Since late summer 2004, regulatory and patient concerns over retrospective data on the overall safety of cyclooxygenase (COX)-2 inhibitors (coxibs), such as rofecoxib, valdecoxib and celecoxib, in patients with coronary disease have evolved in an ever-upward spiral of increasingly public rather than scientific debate. The episode was heralded to the wider world by the precautionary withdrawal of rofecoxib from the world market following discussions by the US Food and Drug Administration (FDA). A serious drop in the stock valuation of Merck Sharpe and Dohme Ltd (MSD) and a worldwide media frenzy followed. In particular, the US media reaction to this step was openly criticised by AJJ Wood (the Scottish clinical pharmacologist based at Vanderbilt who chaired the relevant FDA advisory panel on COX-2 inhibitors and is a potential new commissioner of the FDA). Regulatory concern over data on safety is not a new feature in the assessment of drugs following marketing. Paradoxically, adverse events involving a common disease such as coronary disease are harder to define than rare or idiosyncratic side effects.

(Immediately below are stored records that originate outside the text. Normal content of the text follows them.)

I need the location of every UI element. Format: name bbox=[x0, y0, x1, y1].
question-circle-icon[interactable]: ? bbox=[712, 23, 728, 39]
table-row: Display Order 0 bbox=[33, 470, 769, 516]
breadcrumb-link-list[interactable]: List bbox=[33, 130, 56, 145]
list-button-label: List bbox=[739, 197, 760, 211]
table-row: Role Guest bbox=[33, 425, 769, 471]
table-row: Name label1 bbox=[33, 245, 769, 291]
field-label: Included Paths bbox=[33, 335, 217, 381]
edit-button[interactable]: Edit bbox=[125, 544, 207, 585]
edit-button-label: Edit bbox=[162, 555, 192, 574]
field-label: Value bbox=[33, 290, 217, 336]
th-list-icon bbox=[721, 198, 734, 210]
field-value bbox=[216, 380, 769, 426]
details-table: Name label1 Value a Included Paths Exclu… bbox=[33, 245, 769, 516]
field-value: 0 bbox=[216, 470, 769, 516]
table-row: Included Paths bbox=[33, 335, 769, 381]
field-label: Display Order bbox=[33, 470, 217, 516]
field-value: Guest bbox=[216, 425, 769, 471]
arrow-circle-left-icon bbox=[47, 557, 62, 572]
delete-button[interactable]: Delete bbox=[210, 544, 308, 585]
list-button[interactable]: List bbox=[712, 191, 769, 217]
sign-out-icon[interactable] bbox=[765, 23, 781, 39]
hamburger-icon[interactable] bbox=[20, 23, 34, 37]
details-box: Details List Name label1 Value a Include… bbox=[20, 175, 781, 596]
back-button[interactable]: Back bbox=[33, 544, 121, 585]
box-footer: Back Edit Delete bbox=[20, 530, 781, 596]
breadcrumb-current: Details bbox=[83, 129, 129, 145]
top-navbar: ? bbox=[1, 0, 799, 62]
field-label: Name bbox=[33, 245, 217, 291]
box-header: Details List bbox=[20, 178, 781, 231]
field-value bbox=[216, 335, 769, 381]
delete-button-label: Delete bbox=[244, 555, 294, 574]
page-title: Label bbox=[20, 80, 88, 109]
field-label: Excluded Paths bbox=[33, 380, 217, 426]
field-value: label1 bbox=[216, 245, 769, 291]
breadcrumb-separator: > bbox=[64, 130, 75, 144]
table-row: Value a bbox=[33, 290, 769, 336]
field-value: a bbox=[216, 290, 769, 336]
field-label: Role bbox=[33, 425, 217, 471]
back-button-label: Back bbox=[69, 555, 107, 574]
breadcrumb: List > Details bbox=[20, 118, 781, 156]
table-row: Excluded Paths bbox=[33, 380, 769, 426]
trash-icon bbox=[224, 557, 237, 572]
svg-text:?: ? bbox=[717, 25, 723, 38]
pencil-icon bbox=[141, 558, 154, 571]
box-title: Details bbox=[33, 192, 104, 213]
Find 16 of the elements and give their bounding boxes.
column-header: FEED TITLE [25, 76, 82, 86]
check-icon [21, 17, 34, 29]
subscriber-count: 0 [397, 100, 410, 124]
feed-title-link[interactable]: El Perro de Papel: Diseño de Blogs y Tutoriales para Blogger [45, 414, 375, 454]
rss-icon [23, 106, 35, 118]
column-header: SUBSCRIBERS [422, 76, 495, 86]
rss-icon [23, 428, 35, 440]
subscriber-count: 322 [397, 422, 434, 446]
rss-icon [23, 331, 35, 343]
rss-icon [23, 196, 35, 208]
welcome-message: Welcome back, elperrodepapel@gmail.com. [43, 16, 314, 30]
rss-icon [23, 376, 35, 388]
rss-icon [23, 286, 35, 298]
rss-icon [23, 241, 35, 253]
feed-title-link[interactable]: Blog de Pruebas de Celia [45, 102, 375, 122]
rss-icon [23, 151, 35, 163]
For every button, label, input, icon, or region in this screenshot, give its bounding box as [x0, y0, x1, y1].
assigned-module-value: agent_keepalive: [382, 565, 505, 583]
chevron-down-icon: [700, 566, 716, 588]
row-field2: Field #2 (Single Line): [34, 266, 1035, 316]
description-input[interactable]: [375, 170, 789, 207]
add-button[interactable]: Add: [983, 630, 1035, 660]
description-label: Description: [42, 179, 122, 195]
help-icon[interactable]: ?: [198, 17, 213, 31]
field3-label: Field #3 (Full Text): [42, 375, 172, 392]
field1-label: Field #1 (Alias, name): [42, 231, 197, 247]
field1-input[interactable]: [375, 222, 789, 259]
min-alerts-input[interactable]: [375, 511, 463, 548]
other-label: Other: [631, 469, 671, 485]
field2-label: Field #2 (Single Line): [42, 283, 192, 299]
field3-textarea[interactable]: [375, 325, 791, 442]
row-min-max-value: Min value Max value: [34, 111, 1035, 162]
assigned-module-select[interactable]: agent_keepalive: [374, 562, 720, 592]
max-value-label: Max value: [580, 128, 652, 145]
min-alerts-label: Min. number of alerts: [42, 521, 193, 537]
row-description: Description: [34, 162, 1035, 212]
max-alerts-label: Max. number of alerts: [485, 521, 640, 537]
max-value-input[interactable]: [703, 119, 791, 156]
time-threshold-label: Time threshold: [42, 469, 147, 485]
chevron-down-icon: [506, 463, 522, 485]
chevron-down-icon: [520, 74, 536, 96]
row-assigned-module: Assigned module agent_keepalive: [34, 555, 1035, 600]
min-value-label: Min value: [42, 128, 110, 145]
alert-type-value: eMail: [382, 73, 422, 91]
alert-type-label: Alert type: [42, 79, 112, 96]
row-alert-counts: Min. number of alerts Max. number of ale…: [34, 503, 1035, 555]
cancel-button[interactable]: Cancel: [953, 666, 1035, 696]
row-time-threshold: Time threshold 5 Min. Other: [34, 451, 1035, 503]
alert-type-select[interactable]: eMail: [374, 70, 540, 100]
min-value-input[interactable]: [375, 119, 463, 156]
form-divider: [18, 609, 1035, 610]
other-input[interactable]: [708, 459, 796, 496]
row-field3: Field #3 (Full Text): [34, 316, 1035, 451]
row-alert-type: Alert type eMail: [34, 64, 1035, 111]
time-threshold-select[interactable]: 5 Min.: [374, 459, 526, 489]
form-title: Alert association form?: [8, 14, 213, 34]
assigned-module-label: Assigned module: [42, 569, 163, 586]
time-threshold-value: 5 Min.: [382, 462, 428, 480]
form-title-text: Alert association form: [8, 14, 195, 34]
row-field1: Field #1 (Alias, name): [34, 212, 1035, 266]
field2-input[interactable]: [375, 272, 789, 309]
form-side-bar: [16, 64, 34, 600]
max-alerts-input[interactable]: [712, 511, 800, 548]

Unlike the latter, they tend to be below the limits of recognition of individual clinicians and most current systems of postmarketing surveillance. Specifically, recognition of an impact of concomitant drug treatment on coronary disease in patients with arthritides (where the background symptom burden is traditionally very high) is a good case study in the complexity of pharmacoepidemiology. These patients have a long-established excess incidence of coronary and vascular events recognized long before the era of COX-2 inhibitor use [1]. The safety and efficacy of any drug entity (new or old) is of course a product of the number and duration of patient exposures and the unpredictable impact of prescription to unselected patients (those not systematically studied during development). Clearly there were no data to suggest an adverse interaction with coronary disease or its treatment before marketing. In general, no drug therapy is anything other than relatively safe in this regard and, routinely, prescribers place a disproportionate amount of faith in the developmental and regulatory assessment process. What can be learnt from the regulatory process laid out in the postmarketing surveillance of COX-2 inhibition?